Certo, però, i debiti non si estinsero, al contrario aumentarono, tanto che alla fine furono i genitori dei ragazzi a pagarli, mentre «le Rime rimasero esposte ai compatimenti di Francesco Silvio Orlandini, ai disprezzi di Paolo Emiliano Giudici, agl'insulti di Pietro Fanfani».

Il volume non passò certo inosservato né fu soltanto vituperato. La guerra che Gargani e gli Amici avevano scatenato con la Diceria si rinfocolò all'apparizione delle Rime, con Fanfani in prima linea. Questi pubblicò molti articoli denigratori ne La Lanterna di Diogene, scandalizzandosi del fatto che un certo E.M. avesse avuto l'ardire, ne La Lente, di definire Carducci miglior poeta italiano dopo Niccolini e Mamiani.

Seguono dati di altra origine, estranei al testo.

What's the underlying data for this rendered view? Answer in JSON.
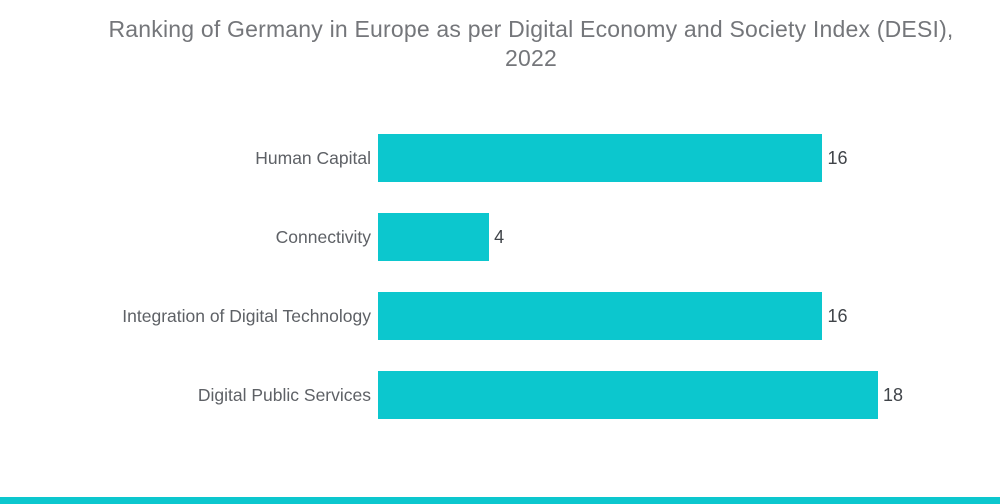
{
  "title": {
    "line1": "Ranking of Germany in Europe as per Digital Economy and Society Index (DESI),",
    "line2": "2022"
  },
  "chart_data": {
    "type": "bar",
    "orientation": "horizontal",
    "title": "Ranking of Germany in Europe as per Digital Economy and Society Index (DESI), 2022",
    "categories": [
      "Human Capital",
      "Connectivity",
      "Integration of Digital Technology",
      "Digital Public Services"
    ],
    "values": [
      16,
      4,
      16,
      18
    ],
    "value_labels": [
      "16",
      "4",
      "16",
      "18"
    ],
    "xlabel": "",
    "ylabel": "",
    "xlim": [
      0,
      18
    ],
    "grid": false,
    "legend": false,
    "value_label_position": "right-of-bar",
    "bar_color": "#0CC7CE",
    "background_color": "#FFFFFF"
  },
  "colors": {
    "bar": "#0CC7CE",
    "title_text": "#74767A",
    "category_text": "#5E6166",
    "value_text": "#404449",
    "accent_bar": "#0CC7CE",
    "background": "#FFFFFF"
  }
}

E.M. altri non era che l'avvocato Elpidio Micciarelli, un amico del Targioni che nel gennaio 1858 fondò il settimanale Momo, mettendolo a disposizione degli Amici. Il Momo pubblicò alcuni sonetti satirici del Carducci, uno diretto contro Fanfani e uno contro Giuseppe Polverini, editore e proprietario de Il Passatempo. La polemica continuò per mesi, a colpi di caricature e sonetti caudati, coinvolgendo anche il Guerrazzi che, in risposta alla richiesta di un parere sulle Rime inviatagli da Silvio Giannini (un amico di Carducci), riconosceva il grande talento del poeta rimproverandogli però il disprezzo per le letterature straniere e il fatto di copiare gli antichi, perché egli non viveva al tempo di Orazio o Pindaro, e doveva sentire e pensare da sé.

Alla fine dell'anno scolastico, nell'estate 1857, prese in affitto alcune stanze a Firenze in via Mazzetta di fronte alla famiglia Menicucci, e decise di rinunciare al posto samminiatese. Fu un periodo di frequenti riunioni degli Amici pedanti. Insieme parlavano di letteratura, leggevano e improvvisavano componimenti. Talvolta i raduni si svolgevano in casa di Francesco Menicucci - più spesso dal Chiarini -, uomo di grande bontà d'animo che con entusiasmo aveva preso parte ai moti del 1848, e amava sentire parlare di letteratura e storia, anche se le sue conoscenze in materia erano piuttosto confuse, e una sera in cui si era deciso di leggere Orazio egli infaustamente chiese: «Sono le poesie di Orazio Coclite?». Menicucci venerava il Carducci, e si rallegrava del fidanzamento con Elvira, ormai ufficiale.